Wiem co miał czego ja nie miałem. Był beznadziejny, obleśny, kiepski w łóżku (nie sprostał mi nawet mimo mojego zerowego starania - jednak wielkość się liczy, he he). Był za to bezkonfliktowy, pogodzony ze sobą, spokojny. A spokoju i stabilności brakowało jej najbardziej po związku ze mną. Wiem napisałem, że jego jedyną zaletą był brak mojej wady... Skłamałem... Świadomie, żeby poprawić sobie humor, ale chyba na to się nikt nie nabrał, ja na pewno nie. Pizduś miał swoje zalety... Był też dowcipny i inteligenty. Nie tak jak ja, bo takich ze świecą szukać, ale byl... znaczy jest... No i miał ten kojący spokój, którego ja nie miałem, nie mam, i być może mieć nigdy nie będę.
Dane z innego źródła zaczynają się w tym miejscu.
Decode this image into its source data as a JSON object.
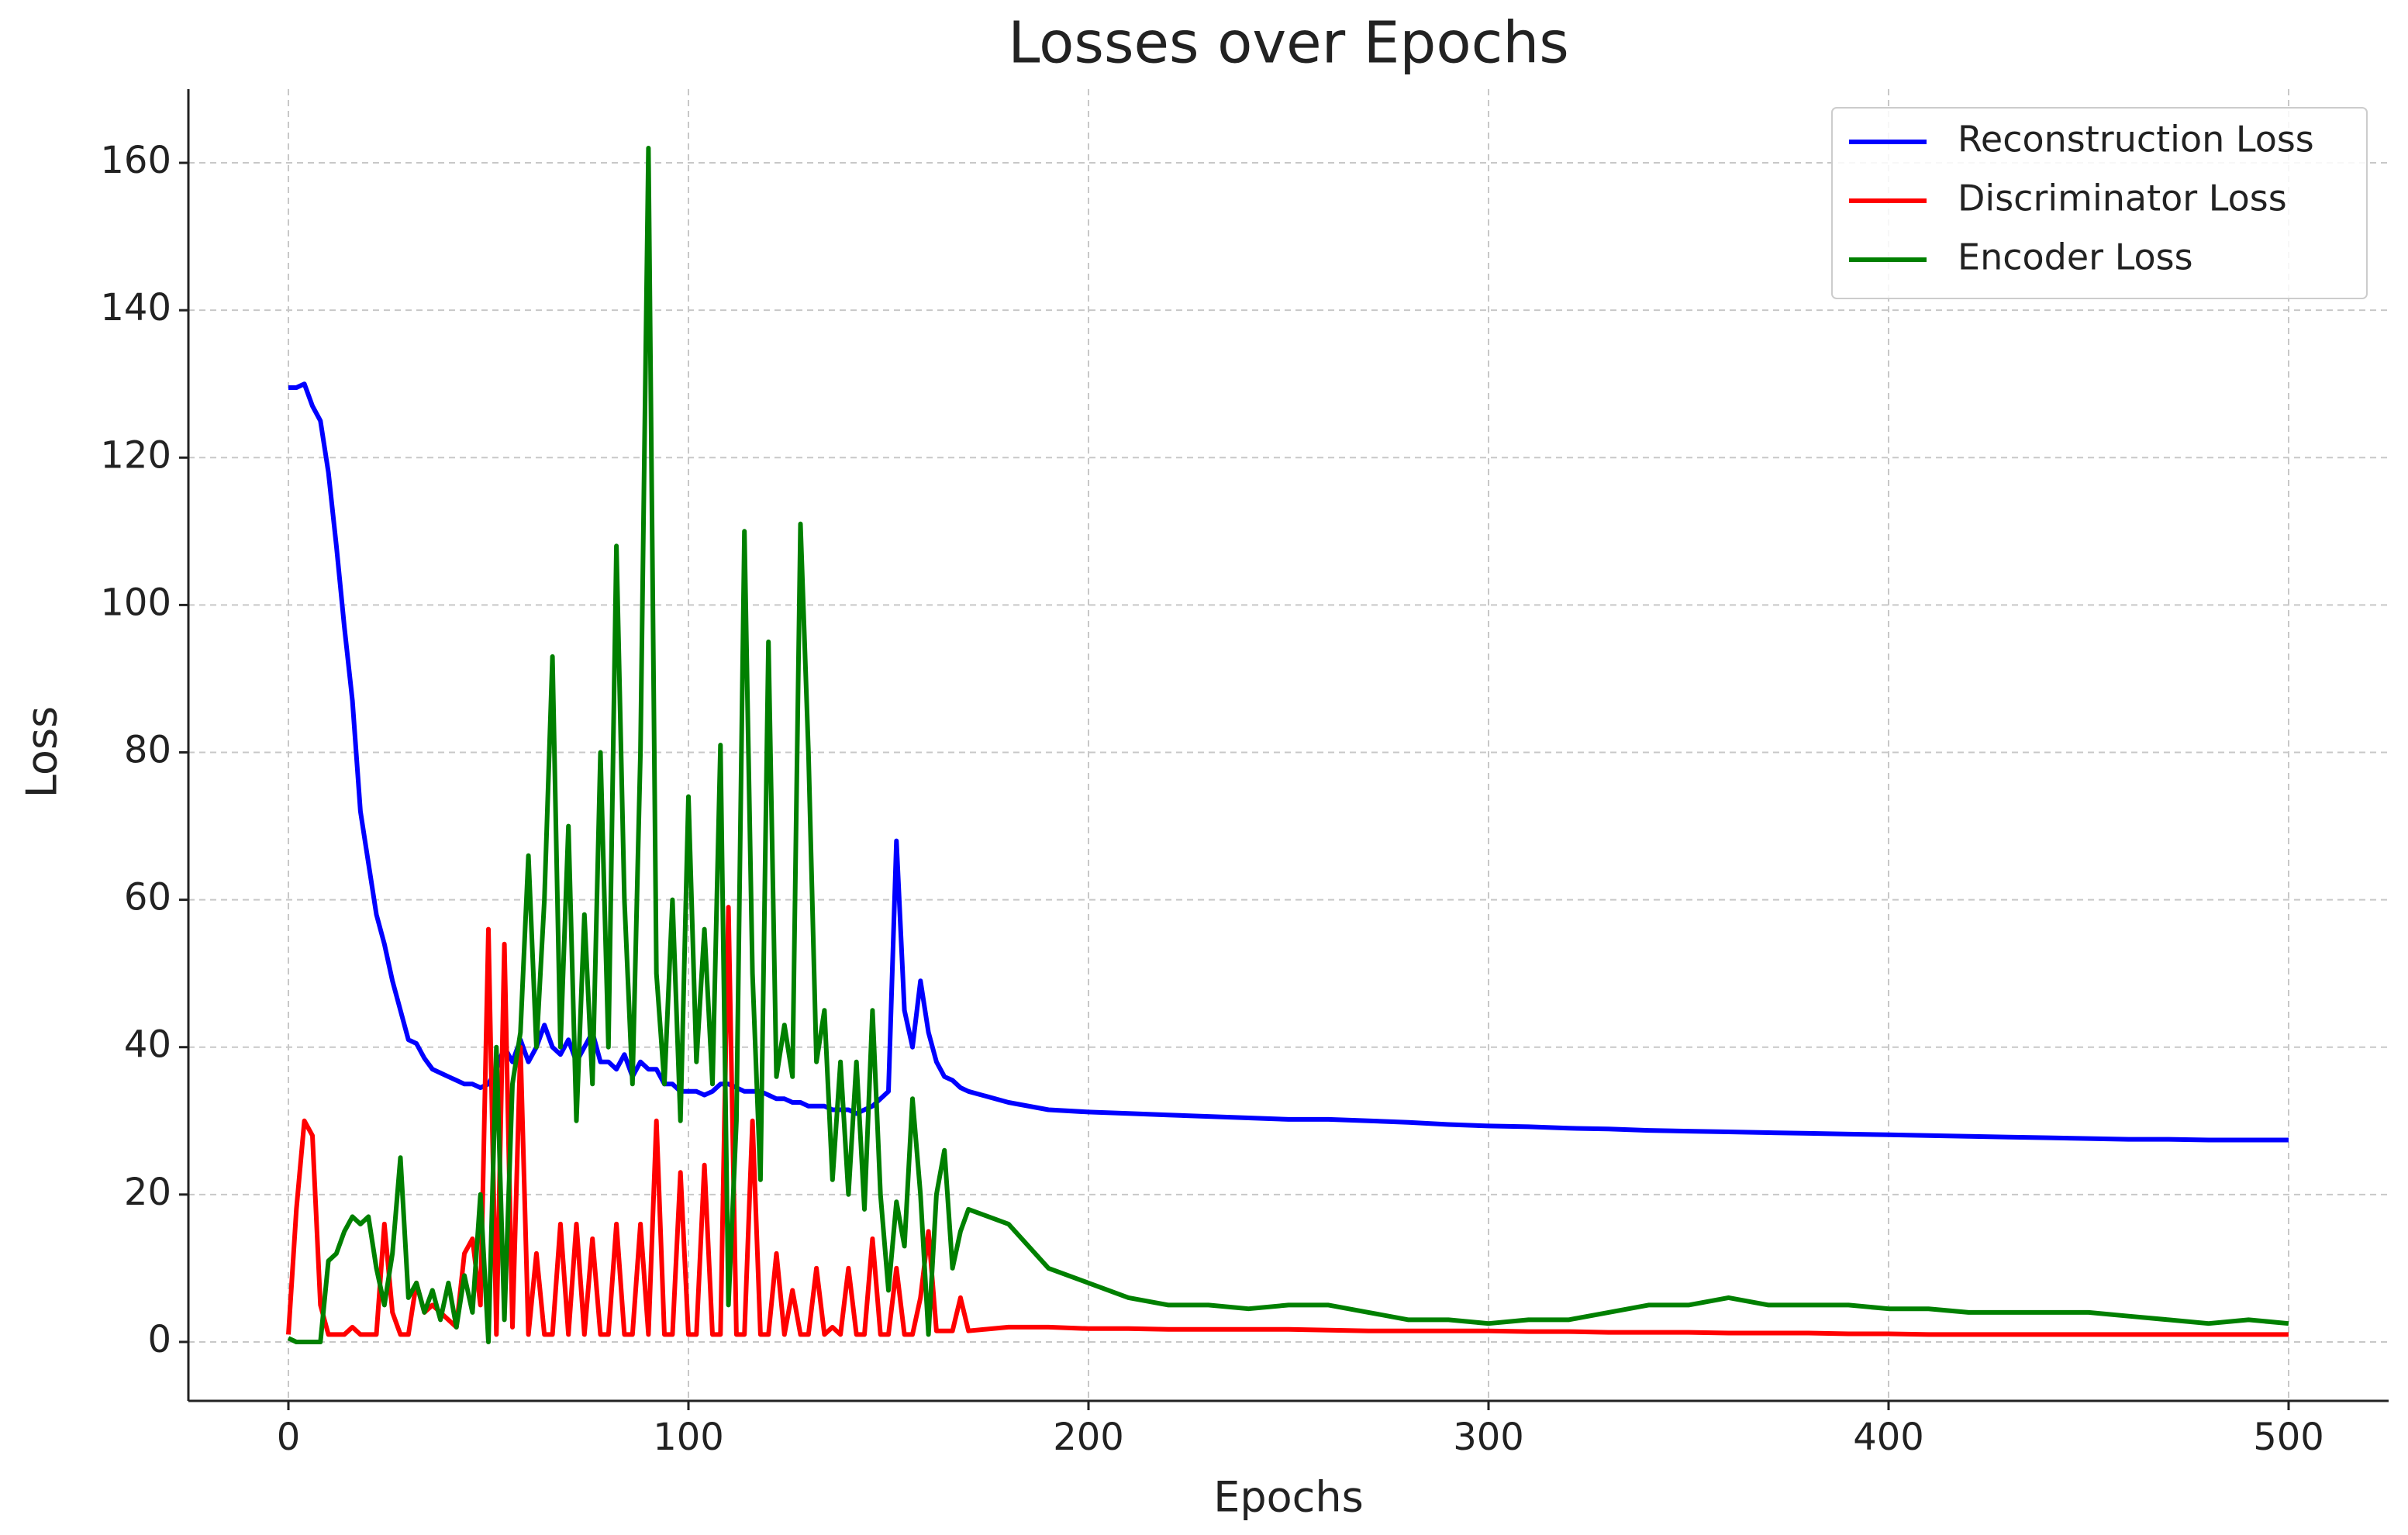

agik napisał(a):Moze tego Ci trzeba? Przyznać z pokorą, ze spieprzyłeś, że sprowadziłeś żonę do roli dziury, a ona dłużej nie chciała już być w takim "układzie"?
Mnie się wydaje, ze odejść ze złotej klatki, szczególnie po wielu latach, jest strasznie ciężko- a ona jednak to zrobiła. Co więcej- po odejściu rozkwitła.
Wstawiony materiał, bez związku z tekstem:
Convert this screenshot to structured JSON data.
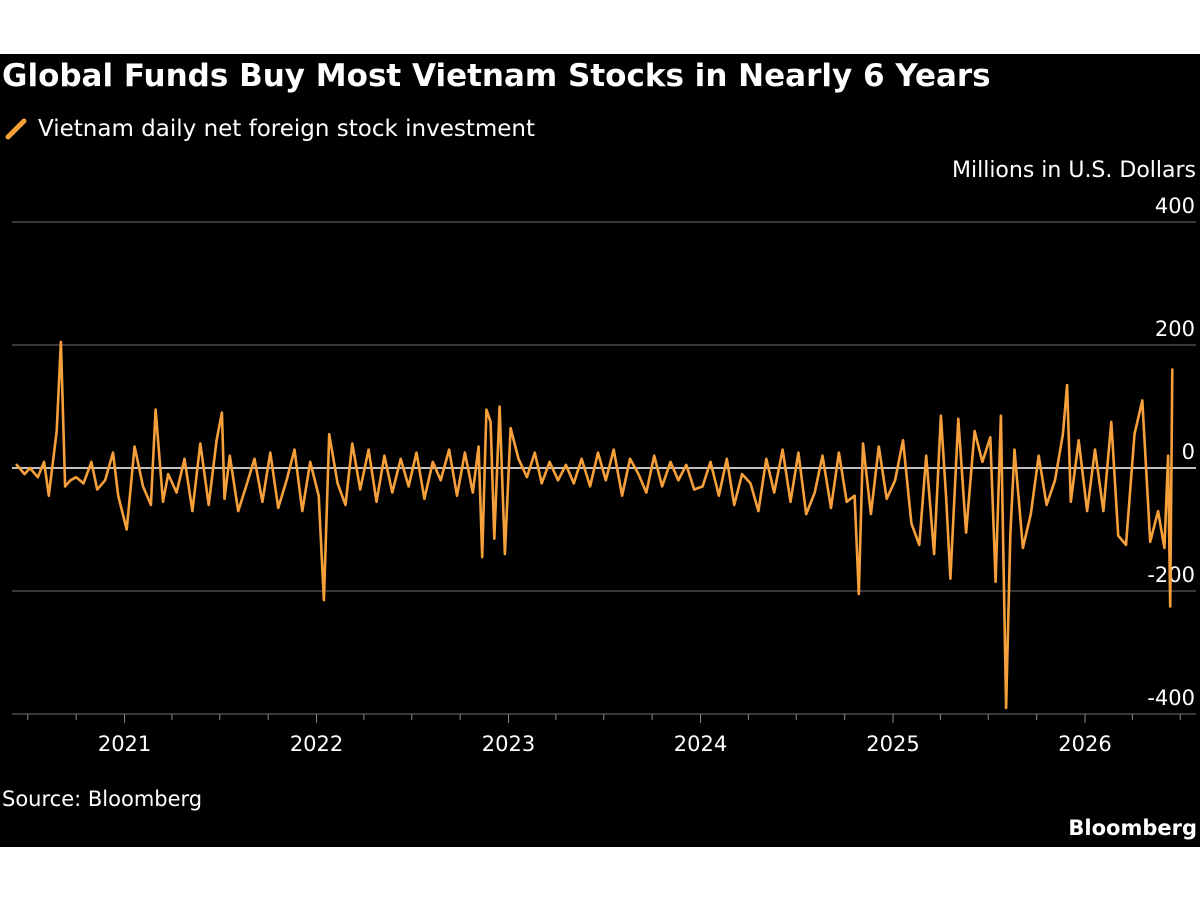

Nie rozkwitła przy nim... Przy nim upadła na samo dno. Zrobiła sie gruba brzydka, niezdolna do jakiegokolwiek działania, zadbania o swoj własny los. Ale fakt, nie rozwkwitła i przy mnie. Dopiero jak odeszła. Ale to naturalny objaw - ja tez rozkwitłem. Większość singli zaczyna rozkwitać, to ewolucja nauczyła nas dbać o siebie jak nie mamy partnera. Nawet słowik śpiwa tylko tak długo dopóki nie znajdzie partnerki (potem czasami tez śpiewa, ale zmienia melodie, i robi to daleeeko od gniazda).
agik napisał(a):A Ty zamiast przyznać, ze ... ( nie wiem co dokładnie- nie dorosłeś do małzeństwa? byłeś tyranem w białych rękawiczkach? dokopaeś jej tak, ze normalnie uciekła?) snujesz jakieś spiskowe teorie= rozładowujesz dysonans poznawczy.
A moze da się prościej?
Myslisz, ja tak naprawde byłem ofiarą w małżeństwie. Nie przedstawiłem skrzywionej psychiki mojej żony, tak jak i ciemnej strony mojej własnej. Ale zapewniam cię - to ja byłem ofiarą, w dodatku znoszącą złota jajka.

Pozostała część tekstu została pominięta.